Sunday, June 8

UK watchdog to probe G4S Israeli contract




G4S, the global security company, came under further pressure on Monday when a UK government-funded watchdog agreed to investigate its activities in Israel and the occupied Palestinian territories.

G4S supplies and services screening and security equipment to military checkpoints, prisons and detention centres in the West Bank and Israel.

By Gill Plimmer

In a statement the National Contact Point, a government body, said that it had “accepted issues for further examination”, though it stressed that no conclusions had yet been reached.

    The National Contact Point sits within the Department for Business and is responsible for ensuring the OECD’s standards for the behaviour of multinationals are fulfilled.

    It is expected to examine whether the supplying and servicing of equipment in the checkpoints infringes on the human rights of Palestinians. It will also examine the use of screening equipment in prisons and detention centres in Israel and the West Bank.

    The investigation shines a spotlight on the murky area of what constitutes ethical practice for multinationals. G4S has been under pressure from pro-Palestinian protesters over its work for the Israeli authorities for several years and is expected to face protests outside its annual general meeting on Thursday.

    The investigation follows a formal complaint to the NCP by Lawyers for Palestinian Human Rights, a charity that has criticised G4S’s work in the region. The NCP, which has carried out investigations elsewhere into the mining company Xstrata and BT, will conduct a process of mediation between the campaign group and G4S.

    G4S, which employs 6,000 people in Israel, said it “takes very seriously our obligations to ensure that our activities do not contribute to human rights abuses. We have provided evidence which clearly demonstrates that the company is acting appropriately in the context of international laws and voluntary human rights guidelines including those set out by the OECD”.

    G4S said it would support the NCP’s process but cited the watchdog’s “clear acknowledgment that the company carries out extensive due diligence and ongoing review of the potential human rights risks of its business”.

    The group has already said it will not seek to renew the West Bank contracts when they end in 2015. It argues that its staff simply fix and install security equipment such as CCTV and are not directly involved in the management of the prisons or checkpoints.

    But the arguments have failed to satisfy the pro-Palestinian campaign groups, which want the company to exit all its contracts for the Israeli government.

    Last year another campaign group, War on Want, wrote to Bill Gates, the Microsoft founder, urging him to sell his stake in G4S because of its involvement in Israel.

    His charity, the Bill and Melinda Gates Foundation Trust, had bought 3.2 per cent of G4S through his investment group Cascade last June for £110m but reduced his stake to below 3 per cent last week.
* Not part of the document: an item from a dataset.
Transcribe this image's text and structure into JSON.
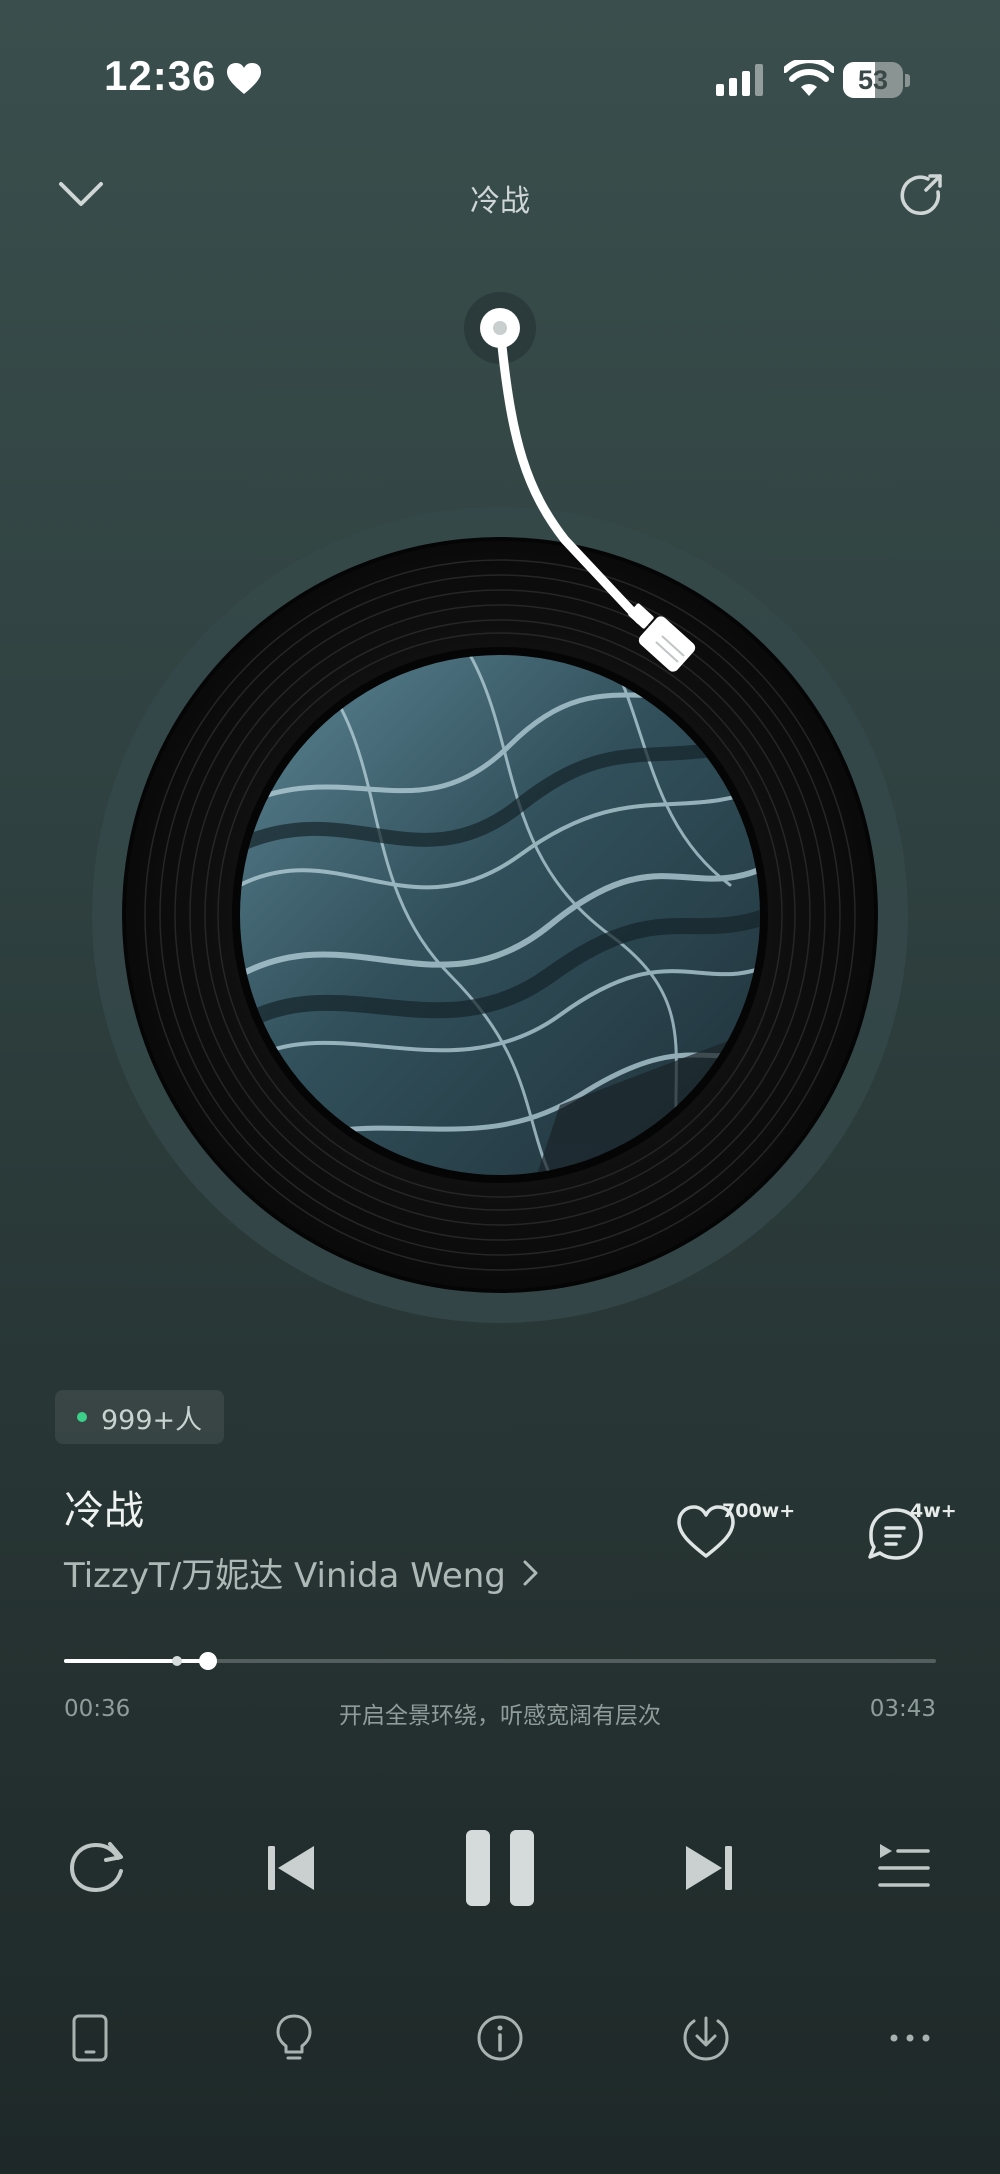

The Gates foundation declined to comment on the reasons behind the sale.

    Tareq Shrourou, director of Lawyers for Palestinian Human Rights, welcomed the “acknowledgment that there are serious issues raised by our complaint”.

    “We hope that the process will contribute to a positive transformation of the human rights situation for Palestinians adversely impacted by the company’s activities.”

    The Israeli embassy in London said that the Israeli NCP was co-operating with the UK NCP and would continue to follow the proceedings.